Age:
High School
Reading Level: 5.5
Chapter One
The icy dew on the delicate morning grass tickles my bare legs. I take a seat and watch as the light twinkles, cracking through the remains of the night.
My house faces the east. I know this because I grew up watching the sunrise.
My mother would set me on her lap. She would tell me stories about the wonders of the sky in Australia.
That was when things were different. Easy.
A body grumbles as the beauty of the day meets his darkness. The light awakens him on our driveway.
“Where’s your mother?” his voice croaks.
He only talks about Mum when he’s drunk. Lately that’s more often than not.
My mum passed two weeks ago.
Ever since it feels like the world has been spinning out of control.
The only things I can count on to be normal are the sun, the moon, and the stars.
Chapter Two
I slip my hands under the armpits of my intoxicated father. Thankfully, he is slim. I can heave him up toward our door.
I reach for the handle. I’m desperate to escape the cold.

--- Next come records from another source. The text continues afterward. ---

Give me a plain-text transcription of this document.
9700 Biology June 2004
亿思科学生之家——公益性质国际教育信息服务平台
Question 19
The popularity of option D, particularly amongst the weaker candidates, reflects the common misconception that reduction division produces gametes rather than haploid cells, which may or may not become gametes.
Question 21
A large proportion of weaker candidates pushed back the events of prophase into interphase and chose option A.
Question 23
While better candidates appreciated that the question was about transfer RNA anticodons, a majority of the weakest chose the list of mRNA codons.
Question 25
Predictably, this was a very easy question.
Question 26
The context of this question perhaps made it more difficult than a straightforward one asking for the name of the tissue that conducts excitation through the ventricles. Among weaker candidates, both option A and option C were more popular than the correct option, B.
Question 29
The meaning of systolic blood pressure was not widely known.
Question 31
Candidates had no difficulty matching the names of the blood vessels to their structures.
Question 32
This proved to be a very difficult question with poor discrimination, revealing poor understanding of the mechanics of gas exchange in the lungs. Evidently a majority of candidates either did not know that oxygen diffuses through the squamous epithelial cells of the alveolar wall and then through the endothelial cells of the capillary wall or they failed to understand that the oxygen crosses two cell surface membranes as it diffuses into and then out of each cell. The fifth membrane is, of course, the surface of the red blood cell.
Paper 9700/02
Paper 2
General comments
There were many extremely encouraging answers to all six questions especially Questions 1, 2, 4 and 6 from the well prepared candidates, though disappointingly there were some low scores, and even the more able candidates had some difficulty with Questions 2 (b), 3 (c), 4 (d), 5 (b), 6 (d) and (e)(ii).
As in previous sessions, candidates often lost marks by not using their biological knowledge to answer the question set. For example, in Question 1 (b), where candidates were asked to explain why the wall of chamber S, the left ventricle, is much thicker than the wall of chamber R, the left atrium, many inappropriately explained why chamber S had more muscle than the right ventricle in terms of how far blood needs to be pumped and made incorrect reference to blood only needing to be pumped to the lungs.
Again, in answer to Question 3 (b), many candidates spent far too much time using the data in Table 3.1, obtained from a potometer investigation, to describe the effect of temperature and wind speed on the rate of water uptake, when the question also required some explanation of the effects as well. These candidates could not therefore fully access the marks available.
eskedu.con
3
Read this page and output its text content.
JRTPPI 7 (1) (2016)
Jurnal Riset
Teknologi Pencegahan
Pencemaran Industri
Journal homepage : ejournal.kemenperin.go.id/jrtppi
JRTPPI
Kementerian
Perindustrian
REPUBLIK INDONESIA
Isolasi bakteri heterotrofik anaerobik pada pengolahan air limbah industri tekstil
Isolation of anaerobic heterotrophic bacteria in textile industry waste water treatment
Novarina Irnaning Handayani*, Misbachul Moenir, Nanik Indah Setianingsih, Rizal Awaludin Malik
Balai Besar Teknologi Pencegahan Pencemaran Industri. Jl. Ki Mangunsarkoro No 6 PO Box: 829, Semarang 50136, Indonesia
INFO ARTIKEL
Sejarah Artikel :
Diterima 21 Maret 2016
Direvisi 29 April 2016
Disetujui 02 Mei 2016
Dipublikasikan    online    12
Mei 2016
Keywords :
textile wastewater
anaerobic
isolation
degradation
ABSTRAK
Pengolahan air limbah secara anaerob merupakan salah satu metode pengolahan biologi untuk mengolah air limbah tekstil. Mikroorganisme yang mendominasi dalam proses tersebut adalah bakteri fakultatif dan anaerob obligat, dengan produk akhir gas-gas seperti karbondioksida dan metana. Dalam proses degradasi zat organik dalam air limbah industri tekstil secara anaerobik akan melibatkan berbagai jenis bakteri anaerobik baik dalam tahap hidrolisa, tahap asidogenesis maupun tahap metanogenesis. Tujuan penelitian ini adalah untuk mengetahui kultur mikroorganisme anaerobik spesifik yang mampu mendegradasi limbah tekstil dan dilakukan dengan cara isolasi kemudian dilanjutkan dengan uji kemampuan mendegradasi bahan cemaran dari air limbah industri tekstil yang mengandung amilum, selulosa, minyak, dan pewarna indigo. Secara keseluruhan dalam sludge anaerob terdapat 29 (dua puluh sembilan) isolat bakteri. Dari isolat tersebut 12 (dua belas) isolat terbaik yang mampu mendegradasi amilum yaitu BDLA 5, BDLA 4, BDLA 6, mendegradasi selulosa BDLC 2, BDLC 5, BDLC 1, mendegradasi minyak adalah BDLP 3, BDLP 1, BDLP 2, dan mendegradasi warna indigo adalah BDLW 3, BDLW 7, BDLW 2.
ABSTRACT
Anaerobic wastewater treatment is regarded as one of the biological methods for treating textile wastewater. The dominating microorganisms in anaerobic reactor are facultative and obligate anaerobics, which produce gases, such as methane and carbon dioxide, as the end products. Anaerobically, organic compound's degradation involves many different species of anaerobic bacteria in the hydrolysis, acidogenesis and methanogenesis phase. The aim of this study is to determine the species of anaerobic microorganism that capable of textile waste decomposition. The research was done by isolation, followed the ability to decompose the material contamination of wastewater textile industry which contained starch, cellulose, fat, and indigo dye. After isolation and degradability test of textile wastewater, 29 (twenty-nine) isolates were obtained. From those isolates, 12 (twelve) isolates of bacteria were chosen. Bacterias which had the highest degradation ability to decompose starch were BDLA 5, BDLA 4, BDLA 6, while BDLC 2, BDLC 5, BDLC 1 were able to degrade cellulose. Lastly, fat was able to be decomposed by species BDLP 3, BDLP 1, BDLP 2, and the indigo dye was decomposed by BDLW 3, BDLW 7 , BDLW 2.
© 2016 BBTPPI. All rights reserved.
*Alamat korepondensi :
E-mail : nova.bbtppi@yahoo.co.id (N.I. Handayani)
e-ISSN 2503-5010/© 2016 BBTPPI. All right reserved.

The door swings open just out of reach.
My seven-year-old little sister’s teary eyes greet me. She glances at my father and her lip trembles.
Great.
I don’t mean to seem annoyed but clearly, I do. I know because she stares blankly at the ground, blinking away tears.
I release my dad’s body with a thump. The noise makes my sister jump. I’m tired and running out of empathy.
Using my pointer finger I raise her shivering chin and meet her eyes. Despite her stubbornness, they’re betraying her.
When we make eye contact, I don’t have to say anything. Her tears spill.
I crouch down so she can bury her head in my shoulder.
My sixteen-year-old body threatens to crawl up into a ball. The ache in my heart splits a little bit more.
The school counselor warned me holding everything in could lead to an eruption.
But I don’t have a choice.
Chapter Three
My sister’s eyes dry and my shirt is soaked. I haul my father inside.
I rush to the bathroom, choking back my own sorrow.
This is the only place I allow myself to break down. Two minutes. Then I pull myself together and get back to the open fire.
But the flames still burn me in my safe haven. I slide my back down the locked door of my bathroom.
The sobs rack through me, silently, like waves in the ocean. I take a couple deep breaths. I wipe my eyes and stare into the mirror.
I pull at my rough skin. There are dark circles swallowing my face.
I stare into a reflection I don’t recognize. A reflection I don’t want to know.
The deep huffs from the neighboring room remind me of my duties. Like my firefighter father, I embrace the flames.